Er hatte den Verdacht, dass ihre Texte ihrer wahren Persönlichkeit entsprachen, während er bislang nur mit ihren Verkleidungen zu tun gehabt hatte: Die ehrbare Matrone vor Values Büro, der Mann mit dem scheußlichen Schnurbart, der nun mit ihm unterwegs war. Ihre Reportage über die Opfer von Morbus Konstantin war nachdenklich und einfühlsam gewesen, ohne übermäßig sentimental zu werden. Der journalistische Ton war reserviert und gewissenhaft, während sie meisterhaft Zitate ihrer Gesprächspartner auswählte und arrangierte, um eine stärkere emotionale Wirkung zu erzielen. Er hatte sich das Namenskürzel unter dem Artikel nicht gemerkt, doch nun, da er wusste, dass der Text aus ihrer Feder stammte, hatte er noch größeren Respekt vor ihr. Pimm war recht gut darin, Briefe zu schreiben, und in Oxford hatte er den einen oder anderen Essay verfassen müssen. Doch die Fähigkeit, durch das geschriebene Wort Meinungen und Stimmungen zu beeinflussen, war ein Talent, das er nie ausgebildet hatte und das er bewunderte.

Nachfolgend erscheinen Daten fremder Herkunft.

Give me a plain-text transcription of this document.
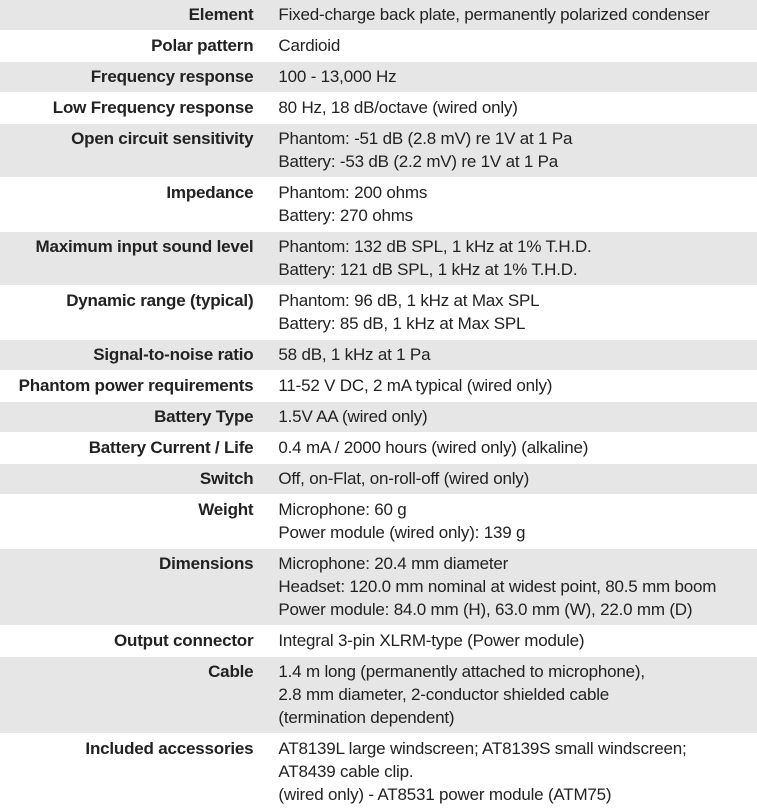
Element	Fixed-charge back plate, permanently polarized condenser

Polar pattern	Cardioid

Frequency response	100 - 13,000 Hz

Low Frequency response	80 Hz, 18 dB/octave (wired only)

Open circuit sensitivity	Phantom: -51 dB (2.8 mV) re 1V at 1 Pa
Battery: -53 dB (2.2 mV) re 1V at 1 Pa

Impedance	Phantom: 200 ohms
Battery: 270 ohms

Maximum input sound level	Phantom: 132 dB SPL, 1 kHz at 1% T.H.D.
Battery: 121 dB SPL, 1 kHz at 1% T.H.D.

Dynamic range (typical)	Phantom: 96 dB, 1 kHz at Max SPL
Battery: 85 dB, 1 kHz at Max SPL

Signal-to-noise ratio	58 dB, 1 kHz at 1 Pa

Phantom power requirements	11-52 V DC, 2 mA typical (wired only)

Battery Type	1.5V AA (wired only)

Battery Current / Life	0.4 mA / 2000 hours (wired only) (alkaline)

Switch	Off, on-Flat, on-roll-off (wired only)

Weight	Microphone: 60 g
Power module (wired only): 139 g

Dimensions	Microphone: 20.4 mm diameter
Headset: 120.0 mm nominal at widest point, 80.5 mm boom
Power module: 84.0 mm (H), 63.0 mm (W), 22.0 mm (D)

Output connector	Integral 3-pin XLRM-type (Power module)

Cable	1.4 m long (permanently attached to microphone),
2.8 mm diameter, 2-conductor shielded cable
(termination dependent)

Included accessories	AT8139L large windscreen; AT8139S small windscreen;
AT8439 cable clip.
(wired only) - AT8531 power module (ATM75)
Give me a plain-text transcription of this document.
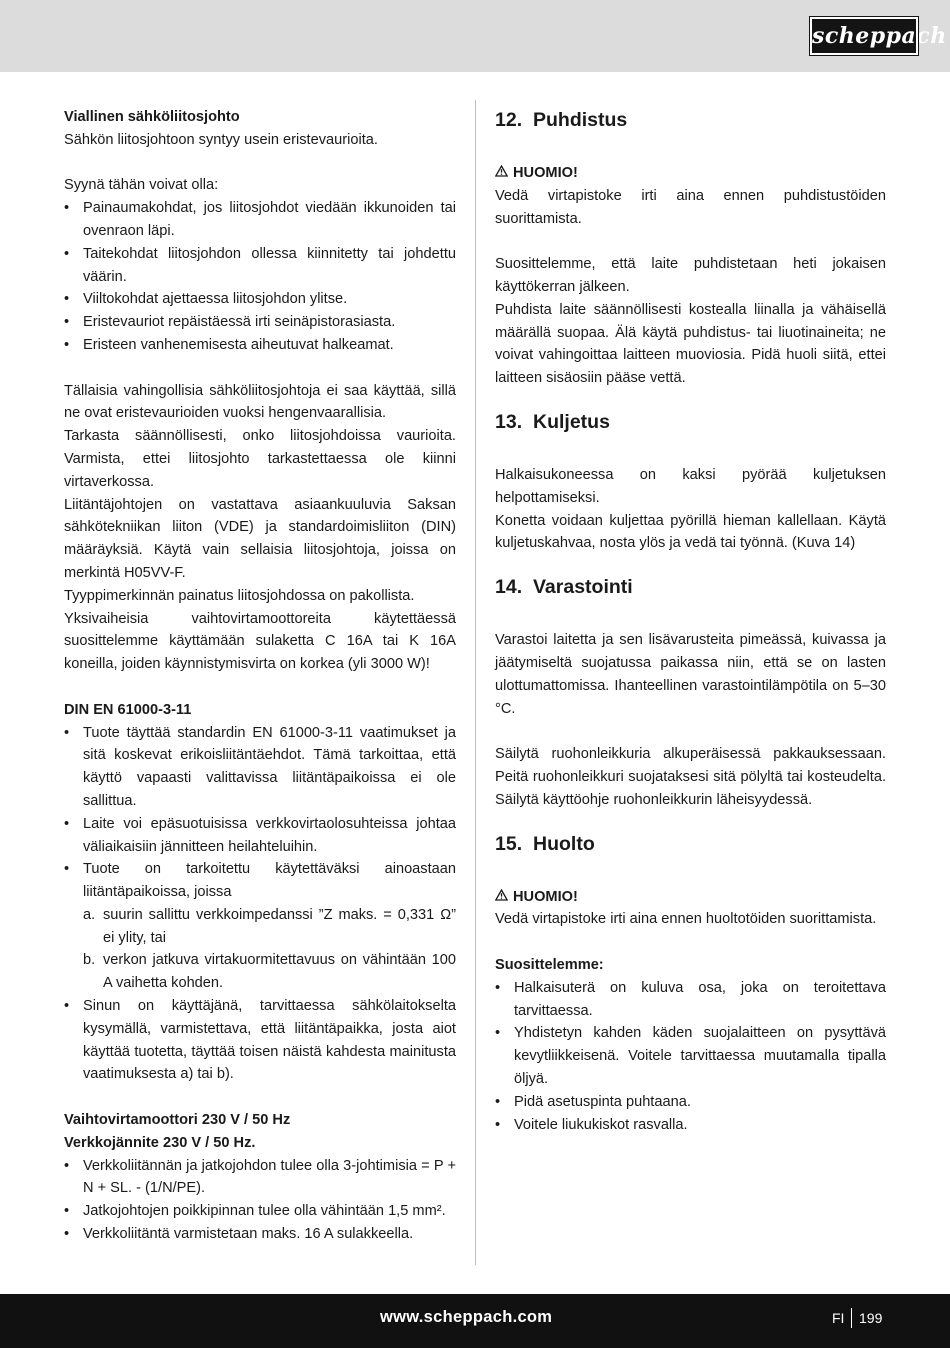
scheppach

Viallinen sähköliitosjohto

Sähkön liitosjohtoon syntyy usein eristevaurioita.

Syynä tähän voivat olla:

• Painaumakohdat, jos liitosjohdot viedään ikkunoiden tai ovenraon läpi.
• Taitekohdat liitosjohdon ollessa kiinnitetty tai johdettu väärin.
• Viiltokohdat ajettaessa liitosjohdon ylitse.
• Eristevauriot repäistäessä irti seinäpistorasiasta.
• Eristeen vanhenemisesta aiheutuvat halkeamat.

Tällaisia vahingollisia sähköliitosjohtoja ei saa käyttää, sillä ne ovat eristevaurioiden vuoksi hengenvaarallisia.

Tarkasta säännöllisesti, onko liitosjohdoissa vaurioita. Varmista, ettei liitosjohto tarkastettaessa ole kiinni virtaverkossa.

Liitäntäjohtojen on vastattava asiaankuuluvia Saksan sähkötekniikan liiton (VDE) ja standardoimisliiton (DIN) määräyksiä. Käytä vain sellaisia liitosjohtoja, joissa on merkintä H05VV-F.

Tyyppimerkinnän painatus liitosjohdossa on pakollista.

Yksivaiheisia vaihtovirtamoottoreita käytettäessä suosittelemme käyttämään sulaketta C 16A tai K 16A koneilla, joiden käynnistymisvirta on korkea (yli 3000 W)!

DIN EN 61000-3-11

• Tuote täyttää standardin EN 61000-3-11 vaatimukset ja sitä koskevat erikoisliitäntäehdot. Tämä tarkoittaa, että käyttö vapaasti valittavissa liitäntäpaikoissa ei ole sallittua.
• Laite voi epäsuotuisissa verkkovirtaolosuhteissa johtaa väliaikaisiin jännitteen heilahteluihin.
• Tuote on tarkoitettu käytettäväksi ainoastaan liitäntäpaikoissa, joissa
a. suurin sallittu verkkoimpedanssi ”Z maks. = 0,331 Ω” ei ylity, tai
b. verkon jatkuva virtakuormitettavuus on vähintään 100 A vaihetta kohden.
• Sinun on käyttäjänä, tarvittaessa sähkölaitokselta kysymällä, varmistettava, että liitäntäpaikka, josta aiot käyttää tuotetta, täyttää toisen näistä kahdesta mainitusta vaatimuksesta a) tai b).

Vaihtovirtamoottori 230 V / 50 Hz

Verkkojännite 230 V / 50 Hz.

• Verkkoliitännän ja jatkojohdon tulee olla 3-johtimisia = P + N + SL. - (1/N/PE).
• Jatkojohtojen poikkipinnan tulee olla vähintään 1,5 mm².
• Verkkoliitäntä varmistetaan maks. 16 A sulakkeella.
12. Puhdistus

HUOMIO!

Vedä virtapistoke irti aina ennen puhdistustöiden suorittamista.

Suosittelemme, että laite puhdistetaan heti jokaisen käyttökerran jälkeen.

Puhdista laite säännöllisesti kostealla liinalla ja vähäisellä määrällä suopaa. Älä käytä puhdistus- tai liuotinaineita; ne voivat vahingoittaa laitteen muoviosia. Pidä huoli siitä, ettei laitteen sisäosiin pääse vettä.

13. Kuljetus

Halkaisukoneessa on kaksi pyörää kuljetuksen helpottamiseksi.

Konetta voidaan kuljettaa pyörillä hieman kallellaan. Käytä kuljetuskahvaa, nosta ylös ja vedä tai työnnä. (Kuva 14)

14. Varastointi

Varastoi laitetta ja sen lisävarusteita pimeässä, kuivassa ja jäätymiseltä suojatussa paikassa niin, että se on lasten ulottumattomissa. Ihanteellinen varastointilämpötila on 5–30 °C.

Säilytä ruohonleikkuria alkuperäisessä pakkauksessaan. Peitä ruohonleikkuri suojataksesi sitä pölyltä tai kosteudelta. Säilytä käyttöohje ruohonleikkurin läheisyydessä.

15. Huolto

HUOMIO!

Vedä virtapistoke irti aina ennen huoltotöiden suorittamista.

Suosittelemme:

• Halkaisuterä on kuluva osa, joka on teroitettava tarvittaessa.
• Yhdistetyn kahden käden suojalaitteen on pysyttävä kevytliikkeisenä. Voitele tarvittaessa muutamalla tipalla öljyä.
• Pidä asetuspinta puhtaana.
• Voitele liukukiskot rasvalla.
www.scheppach.com	FI 199
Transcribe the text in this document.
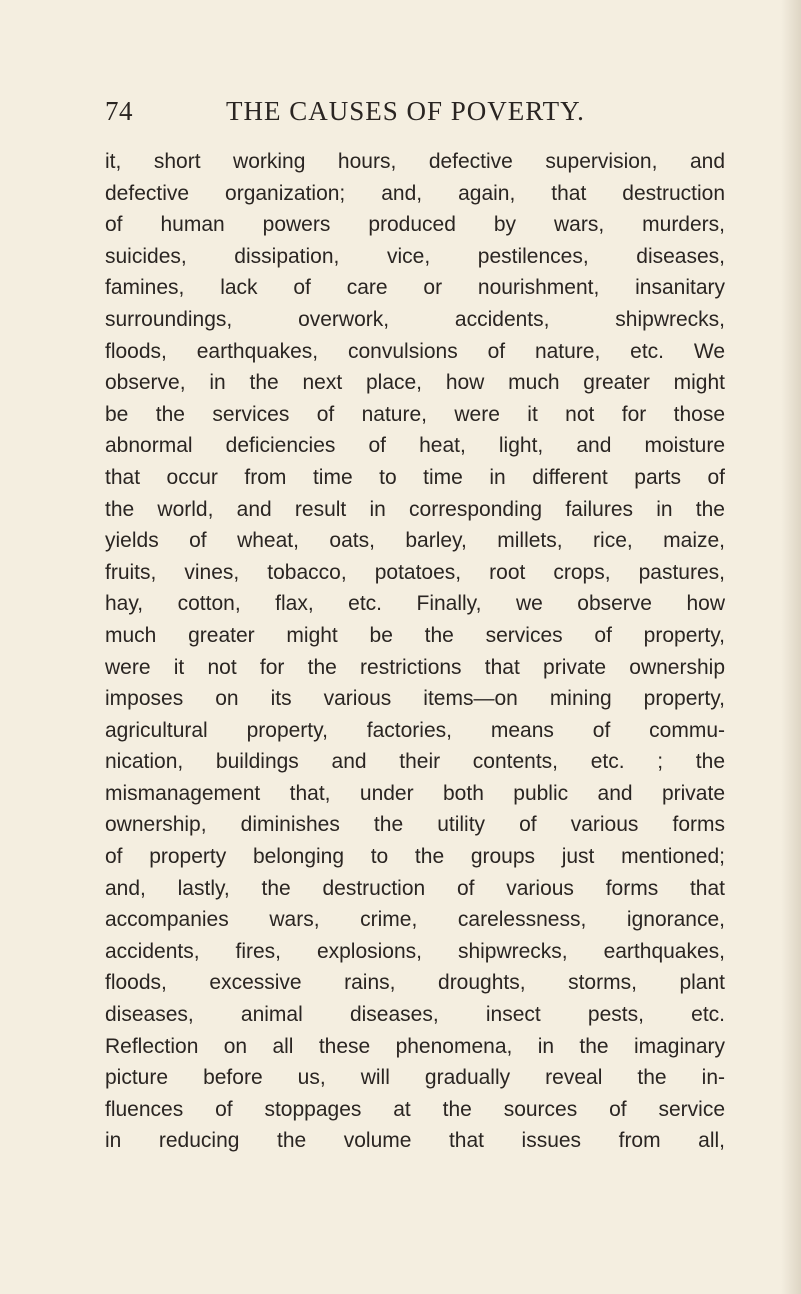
74	THE CAUSES OF POVERTY.
it, short working hours, defective supervision, and
defective organization; and, again, that destruction
of human powers produced by wars, murders,
suicides, dissipation, vice, pestilences, diseases,
famines, lack of care or nourishment, insanitary
surroundings, overwork, accidents, shipwrecks,
floods, earthquakes, convulsions of nature, etc. We
observe, in the next place, how much greater might
be the services of nature, were it not for those
abnormal deficiencies of heat, light, and moisture
that occur from time to time in different parts of
the world, and result in corresponding failures in the
yields of wheat, oats, barley, millets, rice, maize,
fruits, vines, tobacco, potatoes, root crops, pastures,
hay, cotton, flax, etc. Finally, we observe how
much greater might be the services of property,
were it not for the restrictions that private ownership
imposes on its various items—on mining property,
agricultural property, factories, means of commu-
nication, buildings and their contents, etc. ; the
mismanagement that, under both public and private
ownership, diminishes the utility of various forms
of property belonging to the groups just mentioned;
and, lastly, the destruction of various forms that
accompanies wars, crime, carelessness, ignorance,
accidents, fires, explosions, shipwrecks, earthquakes,
floods, excessive rains, droughts, storms, plant
diseases, animal diseases, insect pests, etc.
Reflection on all these phenomena, in the imaginary
picture before us, will gradually reveal the in-
fluences of stoppages at the sources of service
in reducing the volume that issues from all,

Gesprochene Worte waren allerdings etwas ganz anderes. Manchmal konnte er damit Stimmungen, Meinungen und sogar Leben verändern. Mit dem hölzernen Ende seines Stocks schlug er sacht auf Worths Knie. „Mr. Worth, bitte. Sie sind schon vor fast fünf Minuten aufgewacht. Bitte hören Sie auf, sich bewusstlos zu stellen. Ich habe Ihnen Zeit gelassen, Ihre Gedanken zu ordnen, aber nun müssen wir wirklich reden.“
Worth hob den Kopf. Er zerrte nicht an den Fesseln, die seine Knöchel an den Stuhlbeinen und seine Handgelenke an den Armlehnen festbanden. Skye hatte das Seil in einem der anderen Zimmer gefunden, wo es als Vorhangschnur gedient hatte, und Pimm hatte es für seinen jetzigen Zweck missbraucht. Eher würde der Stuhl zusammenbrechen, als dass die Knoten aufgingen.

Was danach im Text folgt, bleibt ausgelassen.